Moreover, it is shown that equivalent sound level, per capita urban road area, urban greening coverage, and days of good air quality are important and top-four indicators from ranking results, which means that to develop them firstly is beneficial for building liveable city. For example, the protection and renewal of vegetation to increase vegetation coverage can improve air quality on ecological environment construction. Moreover, air quality has been greatly improved by limiting the number of vehicles and issuing license plates.
There no approach can achieve the best performance on all measurements for any data set, and it is necessary to utilize more than one single performance measure to evaluate algorithms. The experimental study indicates that the most suitable method on the city liveable data sets can be selected using the difference ratio. Therefore, a more accurate method could potentially be employed in future studies.
4. Conclusions
The optimal model configuration in a liveable environment using MCDM was investigated in this paper. By comparing five types of evaluation methods, we found that the results of different evaluation methods varied for the same sample. Therefore, the most suitable method must be selected from various evaluation methods, and the difference ratio can solve this selection problem. This paper combined the TOPSIS, Gini, PCA, fuzzy Borda, and TS fuzzy neural network methods to evaluate the liveable environment of cities.

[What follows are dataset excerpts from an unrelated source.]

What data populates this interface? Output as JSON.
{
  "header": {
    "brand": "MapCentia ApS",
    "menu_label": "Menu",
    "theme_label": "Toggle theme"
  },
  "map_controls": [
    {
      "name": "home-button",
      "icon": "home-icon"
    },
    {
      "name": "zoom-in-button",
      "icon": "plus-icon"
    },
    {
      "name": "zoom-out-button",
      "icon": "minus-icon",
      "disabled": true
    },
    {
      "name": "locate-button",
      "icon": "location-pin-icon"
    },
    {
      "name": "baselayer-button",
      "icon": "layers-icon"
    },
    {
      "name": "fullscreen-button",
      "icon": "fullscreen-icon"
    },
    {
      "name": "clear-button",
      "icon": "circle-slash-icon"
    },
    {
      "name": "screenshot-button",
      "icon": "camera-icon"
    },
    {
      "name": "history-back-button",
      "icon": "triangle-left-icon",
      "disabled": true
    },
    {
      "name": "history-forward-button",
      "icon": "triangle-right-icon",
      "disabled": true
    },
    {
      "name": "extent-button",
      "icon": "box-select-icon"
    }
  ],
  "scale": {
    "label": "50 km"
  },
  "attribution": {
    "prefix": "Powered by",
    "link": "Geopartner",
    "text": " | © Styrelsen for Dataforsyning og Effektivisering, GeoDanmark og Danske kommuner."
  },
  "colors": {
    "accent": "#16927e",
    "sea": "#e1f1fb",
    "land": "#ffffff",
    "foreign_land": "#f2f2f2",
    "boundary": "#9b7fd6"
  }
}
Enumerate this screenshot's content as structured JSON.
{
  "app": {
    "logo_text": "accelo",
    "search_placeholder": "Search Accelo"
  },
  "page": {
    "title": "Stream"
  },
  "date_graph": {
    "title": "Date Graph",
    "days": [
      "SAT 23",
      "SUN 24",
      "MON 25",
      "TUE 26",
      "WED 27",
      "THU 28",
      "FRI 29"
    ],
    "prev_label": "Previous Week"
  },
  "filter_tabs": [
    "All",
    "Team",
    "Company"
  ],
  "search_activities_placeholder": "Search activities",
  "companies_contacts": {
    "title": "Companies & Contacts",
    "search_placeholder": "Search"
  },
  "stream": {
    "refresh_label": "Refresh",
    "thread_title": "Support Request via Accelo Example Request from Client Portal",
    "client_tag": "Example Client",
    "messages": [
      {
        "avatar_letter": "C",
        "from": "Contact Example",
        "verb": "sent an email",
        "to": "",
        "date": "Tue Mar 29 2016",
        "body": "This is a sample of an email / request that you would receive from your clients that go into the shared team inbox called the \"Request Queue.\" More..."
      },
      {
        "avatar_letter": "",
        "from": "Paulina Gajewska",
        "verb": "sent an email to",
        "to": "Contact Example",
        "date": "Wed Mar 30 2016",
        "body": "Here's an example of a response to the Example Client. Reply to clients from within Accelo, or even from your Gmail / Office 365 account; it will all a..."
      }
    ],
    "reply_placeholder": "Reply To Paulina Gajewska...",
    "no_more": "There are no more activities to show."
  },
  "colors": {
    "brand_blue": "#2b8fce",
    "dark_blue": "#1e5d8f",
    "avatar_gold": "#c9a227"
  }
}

Meanwhile, the other MCDM methods, such as AHP, will be investigated in our work in the future work. Moreover, the Hopfield neural network method was introduced to assess the TS fuzzy neural network evaluation results for city liveability, and the evaluation results passed the test.
The purpose of this work was to evaluate city liveability and potentially improve environmental quality in the future. According to the evaluation results of liveable environment quality, we hope that the government can establish countermeasures for the management of environmental quality in the future. Furthermore, based on the compatibility issues identified between the compliance assessments and the practical environmental quality evaluation, a compatible grading evaluation and management scheme should be developed for improved private and public decision-making.
Data Availability
The data used to support the findings of this study are available from the corresponding author upon request.
Conflicts of Interest
The author declares no conflicts of interest.
Acknowledgments
This work was supported by the National Social Science Fund of China under Contracts 19BTJ053, the Key projects of the humanities and social sciences from Hubei Education Department under Contracts 17D066, and the Young Innovative Talents Project from Guangdong Provincial Department of Education under Contracts 2018KQNCX230.